BRIAN BROKAW brings expertise in campaign consulting, strategic communications and public affairs to his political and private sector clients. Since opening his firm in 2010, Brokaw has served as a political and communications advisor to prominent elected officials, technology investors and global tech firms, social justice advocates, labor and business coalitions, professional sports franchises, renewable energy companies and public utilities, Indian tribes, healthcare sector clients and non-profit organizations. In 2014, he was named to CalNewsroom’s list of the “100 best, brightest, and most indispensable people in California politics.” The U.K. Guardian has called him “a top Democratic strategist in the state.”
Brokaw presently serves as senior political advisor to California Governor Gavin Newsom. He previously managed the campaign for California’s Proposition 64, which legalized the adult use of marijuana in the state. Prop 64, spearheaded by Newsom and philanthropist Sean Parker, passed with 57% of the statewide vote in November 2016 — the widest margin of any legalization measure in the nation.
Brokaw served as campaign manager for Kamala Harris’s successful candidacy for California Attorney General in 2010, one of the closest campaigns in state history in which Harris became the first female and first minority ever elected to the office, and in her re-election campaign in 2014. He also served as a senior advisor in Harris’s successful campaign for United States Senate in 2015-16. Harris’s margin of victory was the largest win by a non-incumbent senator in 100 years. He remains an adviser to Harris.
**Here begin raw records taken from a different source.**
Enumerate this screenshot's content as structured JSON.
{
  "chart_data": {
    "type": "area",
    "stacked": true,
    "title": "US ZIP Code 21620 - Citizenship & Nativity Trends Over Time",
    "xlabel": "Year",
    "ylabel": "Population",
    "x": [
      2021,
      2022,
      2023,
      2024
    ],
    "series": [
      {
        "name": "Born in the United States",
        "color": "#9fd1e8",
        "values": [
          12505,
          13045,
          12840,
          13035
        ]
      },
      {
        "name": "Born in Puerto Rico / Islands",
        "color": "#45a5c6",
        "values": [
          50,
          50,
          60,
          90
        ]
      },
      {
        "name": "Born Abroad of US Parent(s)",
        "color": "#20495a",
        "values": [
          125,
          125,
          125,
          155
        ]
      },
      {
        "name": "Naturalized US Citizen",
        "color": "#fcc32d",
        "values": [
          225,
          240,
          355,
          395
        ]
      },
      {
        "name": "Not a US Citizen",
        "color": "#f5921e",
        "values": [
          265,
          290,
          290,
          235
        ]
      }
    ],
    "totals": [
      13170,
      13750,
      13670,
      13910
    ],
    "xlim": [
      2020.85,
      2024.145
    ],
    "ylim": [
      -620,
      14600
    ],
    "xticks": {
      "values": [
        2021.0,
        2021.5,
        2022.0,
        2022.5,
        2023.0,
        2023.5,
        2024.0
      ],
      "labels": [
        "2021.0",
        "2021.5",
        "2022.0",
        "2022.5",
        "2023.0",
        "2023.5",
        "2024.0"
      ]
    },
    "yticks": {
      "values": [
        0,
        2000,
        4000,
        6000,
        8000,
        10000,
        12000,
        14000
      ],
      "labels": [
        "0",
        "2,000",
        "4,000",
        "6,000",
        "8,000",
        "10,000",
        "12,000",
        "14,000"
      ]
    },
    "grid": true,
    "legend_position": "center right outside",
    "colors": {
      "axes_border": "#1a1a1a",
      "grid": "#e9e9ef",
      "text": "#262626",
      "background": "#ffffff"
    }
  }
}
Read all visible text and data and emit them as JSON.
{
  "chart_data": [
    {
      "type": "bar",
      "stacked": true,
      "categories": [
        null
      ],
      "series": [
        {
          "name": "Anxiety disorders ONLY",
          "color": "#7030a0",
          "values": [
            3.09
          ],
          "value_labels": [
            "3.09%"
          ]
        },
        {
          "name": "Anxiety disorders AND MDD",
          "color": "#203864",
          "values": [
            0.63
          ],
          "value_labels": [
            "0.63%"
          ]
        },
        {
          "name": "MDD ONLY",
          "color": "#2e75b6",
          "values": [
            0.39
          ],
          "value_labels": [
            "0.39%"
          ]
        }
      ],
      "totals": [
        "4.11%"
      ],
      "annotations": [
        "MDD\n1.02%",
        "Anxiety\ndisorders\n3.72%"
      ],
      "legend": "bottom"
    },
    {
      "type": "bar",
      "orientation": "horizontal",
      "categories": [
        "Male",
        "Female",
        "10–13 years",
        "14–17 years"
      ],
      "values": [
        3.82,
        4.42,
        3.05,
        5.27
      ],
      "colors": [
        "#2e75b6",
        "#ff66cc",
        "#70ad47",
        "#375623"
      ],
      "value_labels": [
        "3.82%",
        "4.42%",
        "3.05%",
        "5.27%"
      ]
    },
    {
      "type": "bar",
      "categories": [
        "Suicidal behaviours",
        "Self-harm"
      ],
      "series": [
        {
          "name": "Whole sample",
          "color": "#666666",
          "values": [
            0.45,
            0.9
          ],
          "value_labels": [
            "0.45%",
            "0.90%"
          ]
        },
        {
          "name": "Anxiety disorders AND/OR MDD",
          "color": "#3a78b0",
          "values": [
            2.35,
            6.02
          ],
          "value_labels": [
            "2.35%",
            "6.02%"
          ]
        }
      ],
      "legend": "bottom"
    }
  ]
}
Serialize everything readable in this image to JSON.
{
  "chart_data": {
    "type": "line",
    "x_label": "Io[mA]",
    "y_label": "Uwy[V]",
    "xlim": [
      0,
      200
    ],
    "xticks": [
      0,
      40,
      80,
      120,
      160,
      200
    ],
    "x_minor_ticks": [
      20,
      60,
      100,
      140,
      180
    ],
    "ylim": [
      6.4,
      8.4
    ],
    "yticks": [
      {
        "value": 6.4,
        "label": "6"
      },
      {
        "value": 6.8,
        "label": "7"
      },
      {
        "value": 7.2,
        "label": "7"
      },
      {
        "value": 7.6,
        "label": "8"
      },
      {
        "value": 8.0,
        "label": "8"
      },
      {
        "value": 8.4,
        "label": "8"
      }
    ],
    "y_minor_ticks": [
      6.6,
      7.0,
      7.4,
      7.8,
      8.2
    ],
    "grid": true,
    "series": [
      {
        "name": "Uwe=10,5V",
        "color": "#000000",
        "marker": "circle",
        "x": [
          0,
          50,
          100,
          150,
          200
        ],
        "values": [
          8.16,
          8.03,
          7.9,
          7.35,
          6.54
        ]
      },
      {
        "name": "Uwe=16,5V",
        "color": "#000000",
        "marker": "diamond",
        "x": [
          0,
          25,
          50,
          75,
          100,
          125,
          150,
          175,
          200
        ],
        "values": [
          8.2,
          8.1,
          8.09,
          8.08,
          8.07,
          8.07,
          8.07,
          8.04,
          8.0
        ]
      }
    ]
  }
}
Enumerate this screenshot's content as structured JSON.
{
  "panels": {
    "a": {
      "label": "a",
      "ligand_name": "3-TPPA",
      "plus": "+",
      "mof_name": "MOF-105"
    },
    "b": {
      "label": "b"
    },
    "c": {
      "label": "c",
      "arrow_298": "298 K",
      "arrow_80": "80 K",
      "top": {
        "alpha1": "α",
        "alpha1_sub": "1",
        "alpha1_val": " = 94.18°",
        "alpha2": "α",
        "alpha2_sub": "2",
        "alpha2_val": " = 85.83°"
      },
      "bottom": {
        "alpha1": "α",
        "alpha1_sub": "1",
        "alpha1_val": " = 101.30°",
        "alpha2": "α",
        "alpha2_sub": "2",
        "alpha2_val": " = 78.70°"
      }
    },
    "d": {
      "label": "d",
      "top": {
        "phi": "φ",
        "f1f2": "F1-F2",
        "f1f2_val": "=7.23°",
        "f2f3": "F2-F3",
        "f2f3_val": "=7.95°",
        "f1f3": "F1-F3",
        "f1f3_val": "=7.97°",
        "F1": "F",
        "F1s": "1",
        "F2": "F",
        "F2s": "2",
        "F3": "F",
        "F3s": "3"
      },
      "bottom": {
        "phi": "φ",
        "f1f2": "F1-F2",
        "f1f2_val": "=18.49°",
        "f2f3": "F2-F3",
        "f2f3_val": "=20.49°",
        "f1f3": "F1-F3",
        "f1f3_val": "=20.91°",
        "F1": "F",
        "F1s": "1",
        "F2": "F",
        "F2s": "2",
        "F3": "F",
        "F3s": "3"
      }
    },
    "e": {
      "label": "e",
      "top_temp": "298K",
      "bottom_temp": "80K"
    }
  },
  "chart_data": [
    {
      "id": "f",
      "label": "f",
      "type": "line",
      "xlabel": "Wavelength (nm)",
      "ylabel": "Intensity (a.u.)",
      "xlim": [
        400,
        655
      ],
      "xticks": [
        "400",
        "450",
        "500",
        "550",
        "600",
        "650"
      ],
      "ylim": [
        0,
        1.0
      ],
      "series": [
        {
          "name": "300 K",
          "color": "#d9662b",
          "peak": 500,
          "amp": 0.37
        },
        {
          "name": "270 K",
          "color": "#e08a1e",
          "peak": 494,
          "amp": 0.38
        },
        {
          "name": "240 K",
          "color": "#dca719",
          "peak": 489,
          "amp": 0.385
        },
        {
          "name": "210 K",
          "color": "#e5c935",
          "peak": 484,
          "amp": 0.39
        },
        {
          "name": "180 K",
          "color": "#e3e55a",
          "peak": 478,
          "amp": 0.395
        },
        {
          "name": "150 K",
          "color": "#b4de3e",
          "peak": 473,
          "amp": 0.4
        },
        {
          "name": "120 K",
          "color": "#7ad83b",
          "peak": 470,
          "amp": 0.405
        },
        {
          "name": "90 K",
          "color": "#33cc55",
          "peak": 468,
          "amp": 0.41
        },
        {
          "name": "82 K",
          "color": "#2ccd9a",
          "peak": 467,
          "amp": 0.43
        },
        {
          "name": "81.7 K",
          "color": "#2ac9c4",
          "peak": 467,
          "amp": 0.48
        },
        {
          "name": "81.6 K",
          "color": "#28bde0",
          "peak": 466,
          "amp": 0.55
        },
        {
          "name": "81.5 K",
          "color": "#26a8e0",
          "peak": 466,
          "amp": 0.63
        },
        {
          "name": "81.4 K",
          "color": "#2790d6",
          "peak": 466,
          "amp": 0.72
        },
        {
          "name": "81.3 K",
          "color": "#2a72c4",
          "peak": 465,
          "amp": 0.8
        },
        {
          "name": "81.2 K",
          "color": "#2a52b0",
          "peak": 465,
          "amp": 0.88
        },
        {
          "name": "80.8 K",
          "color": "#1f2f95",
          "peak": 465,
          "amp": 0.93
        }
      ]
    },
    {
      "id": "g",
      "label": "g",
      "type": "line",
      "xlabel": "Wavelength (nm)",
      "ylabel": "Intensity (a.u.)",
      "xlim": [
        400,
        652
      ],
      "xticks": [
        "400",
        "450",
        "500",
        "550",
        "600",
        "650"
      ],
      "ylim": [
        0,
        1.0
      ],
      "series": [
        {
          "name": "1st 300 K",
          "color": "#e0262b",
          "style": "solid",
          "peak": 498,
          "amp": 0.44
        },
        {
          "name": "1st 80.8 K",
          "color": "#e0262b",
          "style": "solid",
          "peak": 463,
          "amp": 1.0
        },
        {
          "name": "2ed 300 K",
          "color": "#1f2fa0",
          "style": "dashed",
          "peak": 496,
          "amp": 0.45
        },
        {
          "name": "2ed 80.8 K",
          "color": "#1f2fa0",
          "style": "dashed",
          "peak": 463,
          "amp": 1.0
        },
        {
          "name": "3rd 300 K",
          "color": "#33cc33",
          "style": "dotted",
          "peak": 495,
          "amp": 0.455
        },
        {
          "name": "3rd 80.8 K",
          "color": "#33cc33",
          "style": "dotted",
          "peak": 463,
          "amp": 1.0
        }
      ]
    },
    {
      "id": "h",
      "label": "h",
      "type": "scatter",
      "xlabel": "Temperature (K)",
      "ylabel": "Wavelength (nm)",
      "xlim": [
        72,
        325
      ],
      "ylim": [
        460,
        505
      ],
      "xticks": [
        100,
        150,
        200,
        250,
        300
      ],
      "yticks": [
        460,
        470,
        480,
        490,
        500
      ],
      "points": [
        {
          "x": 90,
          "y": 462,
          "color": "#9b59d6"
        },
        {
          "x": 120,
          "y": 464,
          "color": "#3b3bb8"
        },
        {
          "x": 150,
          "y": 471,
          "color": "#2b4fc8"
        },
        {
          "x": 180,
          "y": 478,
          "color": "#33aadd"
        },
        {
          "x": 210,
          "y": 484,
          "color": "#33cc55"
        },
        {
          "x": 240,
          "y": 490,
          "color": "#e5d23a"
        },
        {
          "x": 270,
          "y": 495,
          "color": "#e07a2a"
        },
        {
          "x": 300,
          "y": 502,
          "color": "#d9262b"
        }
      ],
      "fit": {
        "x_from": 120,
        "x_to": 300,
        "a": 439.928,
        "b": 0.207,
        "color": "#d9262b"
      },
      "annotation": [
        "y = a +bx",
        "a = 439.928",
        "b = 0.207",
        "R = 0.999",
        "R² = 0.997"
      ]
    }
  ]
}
Working with prominent Silicon Valley investors, Brokaw managed the independent expenditure campaign that helped elect San Francisco Mayor Ed Lee in 2011. The campaign produced a music video — “2 Legit 2 Quit” — that was recognized as the best political video of the year by Time, the New York Times, and the Washington Post, and was cited as a “case study” by YouTube. The campaign subsequently morphed into a tech-sector political advocacy organization that Brokaw helped to create, sf.citi.
With more than a decade of experience in California politics, Brokaw has been involved in some of the highest profile statewide candidate and ballot measure campaigns in recent memory. In 2014, he worked to help pass Proposition 1 (Governor Jerry Brown’s water bond) and Proposition 42 (public records). During the 2012 election cycle, Brokaw directed communications in the contentious campaign to defeat Proposition 32 (union dues).
Brokaw also worked on the successful campaigns for Propositions 94-97 (Indian gaming compacts) in 2008 and Proposition 71 (stem cell research) in 2004.
From 2006-2008, Brokaw was a consultant with Acosta|Salazar LLC, specializing in media relations, political coalitions and message development.
Featured Winner Interview:
AAPC: To what do you credit your success at such a young age?
Brian: Sticking with it! So many of the people I worked with at the beginning of my career either burned out of working on campaigns, or went into government, or switched careers entirely. And I don’t blame them at all. I’ve learned that the longer you stay in the game, the more experience you gain, and as long as you do consistently good work and are honest, people will listen to you.
AAPC: What advice would you give to a young professional who has their eye on being a future 40 Under 40 Award winner?
Brian: Observe, study, absorb the habits and techniques of the consultants to aspire to be like one day. The people who are at the top of our field are usually there for a reason — or many reasons. And we can learn a lot from them. So, it’s not always enough just to do good work — you should put yourself in a position to learn from the best, emulate their best attributes, and you’ll end up in their seat eventually. Also, get to know people who are involved in AAPC… that should help too.
AAPC: What’s the most positive development in political campaigns since you started your career?
Brian: With each passing election cycle I see more and more diversity in the ranks of political consultants, campaign staff and even volunteers. Campaigns, especially in California, are becoming more representative of the electorate as a whole, in my opinion. Also, there are more and more ways for people to get involved in campaigns these days, thanks in large part to social media and innovations in online organizing tools, etc. Back in the old days, volunteers used to have to show up at campaign HQ in order to be helpful. It wasn’t that long ago when I had to beg law firms or other businesses with a lot of landlines to let me take over their space at night to staff a phone bank. Now, volunteers can be involved from their neighborhoods, or even their couches as long as they have a phone and internet connection.